Dark Corner couldn’t be more straightforward. It is placed in a top corner of a room, painted (very matt) black with no-nonsense, not even that of the artist’s “touch”. It smartly alludes to the wall drawings of Sol Lewitt, with their step-by-step procedures, constituting a kind of democratic demystification of art making. Aesthetically speaking, we are in the realms of what is concrete.
Dark Corner is, however, a trompe l’oeil, a trick of the eye whereby a corner of a room appears to have been shorn away. The lines that converge towards a corner suddenly disappear into a blackness so absorbent that optical focus is impossible. Literally we cannot fix our eyes on the surfaces of the corner and so it becomes a black hole in an interior that is otherwise clearly read by us. It lurks like a cobweb, with a presence that is difficult to ignore, impinging insistently on our peripheral vision when we look away. When installed in a space dedicated to contemporary art, conventionally painted white, Dark Corner is particularly emphatic.
This piece epitomises a fundamental proposition of Gussin’s work overall. It represents everything that lies outside the world we think we know, a world restricted by the nature of our perception and intelligence. It suggests that we see nothing beyond this familiar space – of straight lines and right-angles, of above and below, of reflected light – not because there is nothing beyond it, but because whatever is out there is beyond us and our apprehension. The dark corner is a puncture in the bubble that sustains us, the controlled environment that enables us to function in our everyday ways, taking things for granted as we navigate through a world that works according to “natural” laws.

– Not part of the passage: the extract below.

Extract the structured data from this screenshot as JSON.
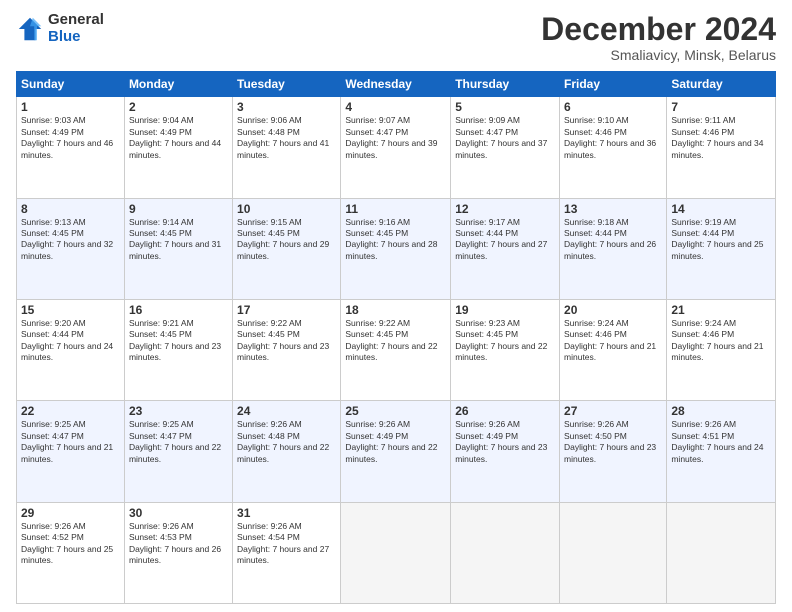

Gussin is preoccupied with the difference between proximity and absolute remoteness. This pertains as much to a psychological state as a problematising of the parameters of our universe. His subjects are sublime, ironically made more awe-inspiring by the unportentousness of his treatment and a complete resistance to the temptation to embody mystery in an art object. Dark Corner is not a painted vision. It is a symbol of something not divine, but of something epistemologically out of bounds. We can talk about it, but it can’t be described. It is the unknowable.